The country has to make up for the coming labour shortage by bringing in more immigrants and encouraging more women to enter the work force.

“Japan needs the world and the world needs Japan,” says Scott Callon, head of a Tokyo investment fund who is “very much a proponent of more openness, more cross-fertilization with the external world.”

But to get there, he says, Japanese will have to defeat the forces of tradition, insularity and complacency.

“There's a fight on for Japan's future between those who want a brighter future, with more risk, and those who say ‘what we have is what we have and we should protect it.' It's the difference between looking forward and looking back.”

The good news, Mr. Callon says, is that “Japan has demonstrated a tremendous ability to change. This is a country which has proven to be very capable of keeping true to its traditions and culture yet bringing in what works for the rest of the world.”

Despite the inevitables, Ken Courtis agrees.
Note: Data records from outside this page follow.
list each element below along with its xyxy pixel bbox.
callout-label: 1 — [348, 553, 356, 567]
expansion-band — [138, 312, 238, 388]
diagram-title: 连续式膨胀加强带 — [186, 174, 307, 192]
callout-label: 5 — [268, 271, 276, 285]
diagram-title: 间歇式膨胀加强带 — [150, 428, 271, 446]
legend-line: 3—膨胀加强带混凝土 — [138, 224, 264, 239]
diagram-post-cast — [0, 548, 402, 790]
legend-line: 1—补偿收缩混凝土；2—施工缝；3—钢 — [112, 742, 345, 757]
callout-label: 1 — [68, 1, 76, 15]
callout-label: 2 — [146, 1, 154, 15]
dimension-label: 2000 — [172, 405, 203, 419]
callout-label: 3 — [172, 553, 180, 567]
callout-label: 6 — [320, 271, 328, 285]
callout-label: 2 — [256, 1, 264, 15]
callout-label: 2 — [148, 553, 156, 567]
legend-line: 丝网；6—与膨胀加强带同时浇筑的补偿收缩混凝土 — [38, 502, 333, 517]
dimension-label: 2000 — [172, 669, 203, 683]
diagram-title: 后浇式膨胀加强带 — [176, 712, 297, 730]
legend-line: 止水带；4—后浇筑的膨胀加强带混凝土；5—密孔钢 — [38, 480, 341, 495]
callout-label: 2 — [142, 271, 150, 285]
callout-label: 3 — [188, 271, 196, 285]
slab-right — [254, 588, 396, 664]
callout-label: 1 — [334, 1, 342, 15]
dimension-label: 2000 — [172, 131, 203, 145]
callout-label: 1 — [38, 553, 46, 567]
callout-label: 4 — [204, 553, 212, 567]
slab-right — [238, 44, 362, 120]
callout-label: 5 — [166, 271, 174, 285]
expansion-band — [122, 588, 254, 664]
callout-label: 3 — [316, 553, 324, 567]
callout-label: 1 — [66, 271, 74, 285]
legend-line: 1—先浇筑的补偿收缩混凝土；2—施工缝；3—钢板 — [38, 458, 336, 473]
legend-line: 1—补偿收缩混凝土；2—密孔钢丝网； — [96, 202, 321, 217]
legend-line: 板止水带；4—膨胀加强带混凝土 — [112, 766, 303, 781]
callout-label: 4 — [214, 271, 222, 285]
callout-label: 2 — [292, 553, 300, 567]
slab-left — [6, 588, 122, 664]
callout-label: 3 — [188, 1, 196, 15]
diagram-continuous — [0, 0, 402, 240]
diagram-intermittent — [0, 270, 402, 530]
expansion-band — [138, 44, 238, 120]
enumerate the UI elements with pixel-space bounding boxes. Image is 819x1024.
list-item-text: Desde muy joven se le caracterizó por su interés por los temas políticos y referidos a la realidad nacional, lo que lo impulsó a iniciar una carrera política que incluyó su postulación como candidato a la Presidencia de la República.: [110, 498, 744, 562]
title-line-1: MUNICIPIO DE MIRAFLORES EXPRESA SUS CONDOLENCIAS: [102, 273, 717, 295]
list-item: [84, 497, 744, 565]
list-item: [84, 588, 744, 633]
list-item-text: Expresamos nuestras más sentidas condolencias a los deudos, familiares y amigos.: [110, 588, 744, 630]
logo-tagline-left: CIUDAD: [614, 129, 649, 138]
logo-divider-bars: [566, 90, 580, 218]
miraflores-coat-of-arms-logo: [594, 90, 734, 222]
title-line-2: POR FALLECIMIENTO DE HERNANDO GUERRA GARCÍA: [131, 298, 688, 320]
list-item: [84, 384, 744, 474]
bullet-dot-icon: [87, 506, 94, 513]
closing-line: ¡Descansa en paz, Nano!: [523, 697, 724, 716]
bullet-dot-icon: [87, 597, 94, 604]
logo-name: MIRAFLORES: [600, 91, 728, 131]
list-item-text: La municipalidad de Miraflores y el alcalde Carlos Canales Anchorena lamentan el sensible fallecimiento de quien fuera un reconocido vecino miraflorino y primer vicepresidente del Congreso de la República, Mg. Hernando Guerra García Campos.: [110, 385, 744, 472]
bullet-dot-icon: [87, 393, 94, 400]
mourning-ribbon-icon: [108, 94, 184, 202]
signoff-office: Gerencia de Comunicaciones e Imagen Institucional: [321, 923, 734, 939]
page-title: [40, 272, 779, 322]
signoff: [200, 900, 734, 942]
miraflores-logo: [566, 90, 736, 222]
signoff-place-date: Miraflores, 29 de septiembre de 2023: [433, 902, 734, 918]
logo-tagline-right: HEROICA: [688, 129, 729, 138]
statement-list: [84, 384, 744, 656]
In the Meiji Restoration of the late 19th century, he notes, Japan transformed itself from an isolated, feudal state into a modern power with a Western legal system, an all-new education system and the beginnings of parliamentary government.
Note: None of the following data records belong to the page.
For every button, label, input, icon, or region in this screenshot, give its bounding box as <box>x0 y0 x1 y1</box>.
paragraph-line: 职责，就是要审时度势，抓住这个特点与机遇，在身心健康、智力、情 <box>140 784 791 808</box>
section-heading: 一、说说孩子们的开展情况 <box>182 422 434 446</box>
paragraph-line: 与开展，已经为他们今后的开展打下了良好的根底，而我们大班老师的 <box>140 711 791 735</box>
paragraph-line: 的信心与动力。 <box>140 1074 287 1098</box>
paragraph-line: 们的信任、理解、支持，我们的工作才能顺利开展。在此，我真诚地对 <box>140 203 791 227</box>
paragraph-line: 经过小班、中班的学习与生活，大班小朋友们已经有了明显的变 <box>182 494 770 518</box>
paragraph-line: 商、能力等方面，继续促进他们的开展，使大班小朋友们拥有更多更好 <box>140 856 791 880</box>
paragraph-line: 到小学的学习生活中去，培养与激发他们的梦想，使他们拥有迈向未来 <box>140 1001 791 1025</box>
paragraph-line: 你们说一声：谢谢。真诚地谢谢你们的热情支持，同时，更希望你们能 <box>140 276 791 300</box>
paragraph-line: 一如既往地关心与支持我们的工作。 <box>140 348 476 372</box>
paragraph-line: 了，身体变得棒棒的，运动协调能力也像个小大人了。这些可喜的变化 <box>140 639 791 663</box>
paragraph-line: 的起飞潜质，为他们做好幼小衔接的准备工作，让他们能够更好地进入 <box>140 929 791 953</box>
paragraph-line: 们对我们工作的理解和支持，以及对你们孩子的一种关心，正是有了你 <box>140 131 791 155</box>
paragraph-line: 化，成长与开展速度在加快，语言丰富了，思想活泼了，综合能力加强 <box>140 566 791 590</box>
Again, after the Second World War, it clawed its way out of the ashes of defeat to become the world's economic wunderkind. It is as wrong now to write off Japan as a spent force as it was to say before that it was destined to rule the world economy.

The question is not so much whether Japan can change, but whether it can change fast enough. The answer is still very much in the balance.

To escape the collision of death and taxes, Japan will need to put on a burst of speed in productivity and wealth creation like nothing since its “miracle” years. Possible? Yes, if Japan grasps the nettle and musters the will to act decisively. Likely? Mr. Courtis scribbles a to-do list for Japan, ranging from massive corporate reform and wholesale privatization of state assets to higher immigration and all-out attack on the debt.

The changes that are needed are profound. Allowing mass immigration would require a huge cultural shift. For a country that still depends on its women to raise the young and care for the aged, seeing women shift en masse into paid work would take another sharp adjustment. Companies fear opening up to a world of hostile takeovers, mergers, critical directors and shareholder revolts.

Mr. Courtis looks down at the list. “Now how likely do you think it is that all of that will happen?”

For a society that operates by consensus, with a political system dominated by conservative vested interests, reaching any decision can be an agony, to say nothing of a decision to fundamentally reorder a whole society. “The Japanese knew after Midway that they had lost the war,” says Mr. Courtis, referring to the American naval victory in the Pacific six months after Pearl Harbour, “But they couldn't make the decision to end it.”

Japan had its economic Midway nearly 20 years ago, in the 1990 market crash. Time to change is running out, the inevitables are closing in.